くるみさんは、そのあの時から年を取っていないと言うが、ナダさんは?
そのあの時ナダさん何歳だ!今三十二歳だから――
俺はこの時改めて自分ってなんて無頓着で愚かで馬鹿なんだと思ったよ。
「ナダさん!」
全身から変な汗が出たのを感じながら、ナダさんのコートの袖を引っ張る。
大人のくるみさんと七歳のナダさん、どんな年の差カップルなんだよ。
だからそうじゃないんだ。
「だとしたら何で二人の苗字が違うんですか!」
ナダさんは「何だ、今頃気付いたのか」と馬鹿にするような目で俺を見てから改めて向き直ってまっすぐ俺を見るとはっきりと言った。
「錦灘は、俺が画家をしている時の名だ」
「は?」
「本名は、熊谷龍市、正真正銘、くるみとは血のつながった親子だ」
どうだと言わんばかりに運転免許所まで見せてくれた。本当だった。
あの時、七歳の龍市少年は見たんだ、くるみさんが大クモに殺されるところを、それから二十五年間ずっと、歳をとらないけれど半分死んでいる姿の母親と過ごしてきたんだ。
「きつ」
家族の事なら俺だって色々大変だったとは思うけれど、それは思春期のカネメシネルのレベルだ、想像の域を軽く超えるナダさんの人生に比べれば、月とスッポンひょうたんに釣り鐘、駿河の富士と一里塚!

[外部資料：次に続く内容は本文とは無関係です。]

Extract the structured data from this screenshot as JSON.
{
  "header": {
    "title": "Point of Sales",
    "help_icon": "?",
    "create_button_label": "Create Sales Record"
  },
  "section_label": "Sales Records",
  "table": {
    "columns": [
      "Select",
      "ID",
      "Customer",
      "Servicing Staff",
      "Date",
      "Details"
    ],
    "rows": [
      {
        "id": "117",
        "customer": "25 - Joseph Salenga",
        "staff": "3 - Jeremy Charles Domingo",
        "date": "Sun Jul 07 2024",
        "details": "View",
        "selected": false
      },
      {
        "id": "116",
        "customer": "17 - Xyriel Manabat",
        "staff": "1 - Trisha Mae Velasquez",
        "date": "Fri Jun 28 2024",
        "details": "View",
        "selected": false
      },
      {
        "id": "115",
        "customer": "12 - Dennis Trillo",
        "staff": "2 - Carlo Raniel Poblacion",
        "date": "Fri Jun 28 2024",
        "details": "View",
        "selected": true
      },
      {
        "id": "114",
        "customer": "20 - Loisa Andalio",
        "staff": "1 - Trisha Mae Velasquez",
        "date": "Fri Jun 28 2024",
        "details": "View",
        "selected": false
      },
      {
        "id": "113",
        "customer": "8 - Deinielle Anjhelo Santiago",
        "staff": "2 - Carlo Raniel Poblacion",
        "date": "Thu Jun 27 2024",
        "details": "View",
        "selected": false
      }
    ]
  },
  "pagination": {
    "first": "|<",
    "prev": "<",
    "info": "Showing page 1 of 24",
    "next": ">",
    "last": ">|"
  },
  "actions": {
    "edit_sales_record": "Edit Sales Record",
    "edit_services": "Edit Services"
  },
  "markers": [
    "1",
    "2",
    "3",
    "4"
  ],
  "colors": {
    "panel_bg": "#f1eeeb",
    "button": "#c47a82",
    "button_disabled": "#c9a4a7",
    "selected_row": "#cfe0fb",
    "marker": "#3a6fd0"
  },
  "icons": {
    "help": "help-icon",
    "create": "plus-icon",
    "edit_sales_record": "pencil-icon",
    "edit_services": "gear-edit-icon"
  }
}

「ナダさん、さっきはやきもちとか言ってごめんなさい、俺にできる事があったら何でもしますから、遠慮なく言ってください、頑張ります!」
鼻息荒く訴えると、ナダさんは「何だそれ」と、少し照れたように首の後ろに手を回した。
ナダさんが嬉しそうにしていると俺も嬉しい。
「まぁ、お前が頑張ったところで何の力にもならねぇと思うが、まぁ、無茶だけはすんな、あと『ひょうたん』じゃなくて『ちょうちん』だからな、間違えんじゃねぇぞ」
「は、え?」
はい。一つ賢くなりました……。